VM: Yes, considering he has very different aims from what we have: my aim is to write books and his aim is to stay in power. He wants to keep Belarus away from Russia, and I want to drag readers away from Russian literature and make them read Belarusian literature.
MG: What’s the situation of Belarusian culture and language today?
VM: I have a feeling that 20 years ago to understand Belarus one had to read Russian literature because the two countries were quite similar. But it’s not like this anymore. We have two very different societies, we in Minsk are more like Eastern Europeans. And the city is very different from Moscow despite the same language being spoken here and there [Russian]. It’s like with South America where most countries speak the same language, yet they are all very different. So language is not always the answer, at least not the only answer. We can remain Belarusian without the language. But the language is, of course, very important.
MG: What was your road to Belarusian? Because your first language is Russian…

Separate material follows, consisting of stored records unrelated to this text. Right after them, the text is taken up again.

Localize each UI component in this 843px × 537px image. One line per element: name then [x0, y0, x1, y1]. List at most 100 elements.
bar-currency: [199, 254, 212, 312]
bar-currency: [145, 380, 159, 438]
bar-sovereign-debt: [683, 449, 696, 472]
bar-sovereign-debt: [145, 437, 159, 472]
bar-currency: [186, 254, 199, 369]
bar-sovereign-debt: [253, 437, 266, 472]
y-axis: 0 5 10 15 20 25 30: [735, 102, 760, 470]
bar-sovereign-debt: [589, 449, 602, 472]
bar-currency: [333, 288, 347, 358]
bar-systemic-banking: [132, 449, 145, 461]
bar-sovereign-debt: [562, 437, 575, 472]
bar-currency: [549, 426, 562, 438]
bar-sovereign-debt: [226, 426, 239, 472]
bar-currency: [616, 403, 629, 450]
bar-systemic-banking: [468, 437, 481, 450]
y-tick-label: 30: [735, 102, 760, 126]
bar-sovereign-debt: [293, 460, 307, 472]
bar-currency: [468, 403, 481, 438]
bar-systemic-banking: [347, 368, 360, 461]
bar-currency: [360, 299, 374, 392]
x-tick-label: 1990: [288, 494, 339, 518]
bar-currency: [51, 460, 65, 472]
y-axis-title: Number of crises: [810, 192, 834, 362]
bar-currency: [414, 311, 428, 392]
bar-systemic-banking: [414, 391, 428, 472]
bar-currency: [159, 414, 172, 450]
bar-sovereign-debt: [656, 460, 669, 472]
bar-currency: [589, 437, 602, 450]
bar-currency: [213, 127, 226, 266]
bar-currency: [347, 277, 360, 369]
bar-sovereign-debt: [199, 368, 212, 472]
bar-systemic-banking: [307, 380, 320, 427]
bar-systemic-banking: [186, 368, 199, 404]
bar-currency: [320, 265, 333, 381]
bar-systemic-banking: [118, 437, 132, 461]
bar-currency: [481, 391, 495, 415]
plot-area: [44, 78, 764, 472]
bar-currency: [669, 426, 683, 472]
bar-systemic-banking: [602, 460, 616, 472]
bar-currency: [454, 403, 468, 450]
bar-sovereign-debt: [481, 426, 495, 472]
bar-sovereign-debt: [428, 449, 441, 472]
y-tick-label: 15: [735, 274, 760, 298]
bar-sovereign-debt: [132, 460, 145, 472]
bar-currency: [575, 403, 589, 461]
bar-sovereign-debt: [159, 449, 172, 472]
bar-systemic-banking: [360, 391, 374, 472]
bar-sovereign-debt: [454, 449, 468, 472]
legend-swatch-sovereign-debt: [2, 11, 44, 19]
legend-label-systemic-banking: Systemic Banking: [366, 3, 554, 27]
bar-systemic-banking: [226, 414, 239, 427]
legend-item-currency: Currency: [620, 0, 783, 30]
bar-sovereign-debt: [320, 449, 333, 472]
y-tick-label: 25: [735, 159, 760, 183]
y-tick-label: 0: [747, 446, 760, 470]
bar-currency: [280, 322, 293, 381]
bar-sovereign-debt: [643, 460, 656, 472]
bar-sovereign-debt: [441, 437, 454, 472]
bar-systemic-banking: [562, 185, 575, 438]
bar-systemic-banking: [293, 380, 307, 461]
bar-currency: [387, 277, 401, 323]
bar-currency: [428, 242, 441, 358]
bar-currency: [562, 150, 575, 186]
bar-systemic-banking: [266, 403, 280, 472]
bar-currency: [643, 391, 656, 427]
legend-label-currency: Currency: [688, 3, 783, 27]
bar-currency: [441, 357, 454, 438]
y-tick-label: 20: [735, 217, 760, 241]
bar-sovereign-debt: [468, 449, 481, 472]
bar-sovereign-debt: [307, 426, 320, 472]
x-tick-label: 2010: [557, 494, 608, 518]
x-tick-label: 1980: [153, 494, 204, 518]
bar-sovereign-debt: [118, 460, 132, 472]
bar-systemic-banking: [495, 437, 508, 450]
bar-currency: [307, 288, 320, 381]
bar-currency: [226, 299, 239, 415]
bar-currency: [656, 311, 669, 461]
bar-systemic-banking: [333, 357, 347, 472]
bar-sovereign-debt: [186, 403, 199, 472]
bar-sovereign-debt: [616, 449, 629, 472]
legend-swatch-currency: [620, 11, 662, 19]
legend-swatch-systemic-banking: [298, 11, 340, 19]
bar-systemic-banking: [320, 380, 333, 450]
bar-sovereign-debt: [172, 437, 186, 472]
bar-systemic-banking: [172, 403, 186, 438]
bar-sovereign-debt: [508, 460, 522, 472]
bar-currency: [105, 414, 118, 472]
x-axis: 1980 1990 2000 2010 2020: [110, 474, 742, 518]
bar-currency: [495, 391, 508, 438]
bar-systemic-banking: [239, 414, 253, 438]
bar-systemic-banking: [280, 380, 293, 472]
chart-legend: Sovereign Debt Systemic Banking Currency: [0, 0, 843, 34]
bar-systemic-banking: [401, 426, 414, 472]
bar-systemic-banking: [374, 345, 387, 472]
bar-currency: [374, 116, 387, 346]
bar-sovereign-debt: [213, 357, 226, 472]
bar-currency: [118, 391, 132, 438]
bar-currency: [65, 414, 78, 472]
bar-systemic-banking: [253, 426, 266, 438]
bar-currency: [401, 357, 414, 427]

VM: Yes, Russian was my first language, I studied in Russian, and I actually never thought I could speak or write in Belarusian. It was all because of my second novel Stsyudzyoni Vyrai – this means ‘Cold Paradise’, it’s an interesting religious and ethical concept. Vyrai in popular belief is on the one hand a place were birds fly during cold months, and on the other it’s where spirits go after death. So it’s a paradise and a warm country at the same time.
The concept of the novel was that it starts with an American guy writing in Belarusian. Of course he makes a lot of mistakes, he says that he is travelling (he’s currently in Istanbul), he is a fine arts dealer. He meets a girl from Belarus, and this girl somehow gets him interested in Belarus. As it turns out she is a dissident hiding from the KGB. So to impress her he starts, or so he says, to learn the language (he claims his ancestors are from Belarus). He writes notes in this language that get published in some literary magazine. Via these notes he tries to invite her to a meeting, but she’s in hiding. So he suggests that they meet in Vilnius – and he waits for her every week at the same time in the same café. The second narrator is the girlfriend of the girl, who apparently is lesbian, and she says this guy is a KGB agent – he’s not a proper KGB agent, but he made up that he was American to catch her in a trap. The girl disappears in Vilnius and is put into a mental hospital in Minsk. And then another guy says that this girl is also a KGB agent. So it’s a kind of self-discrediting story of three narrators.
MG: But how did this political thriller impact your language choices?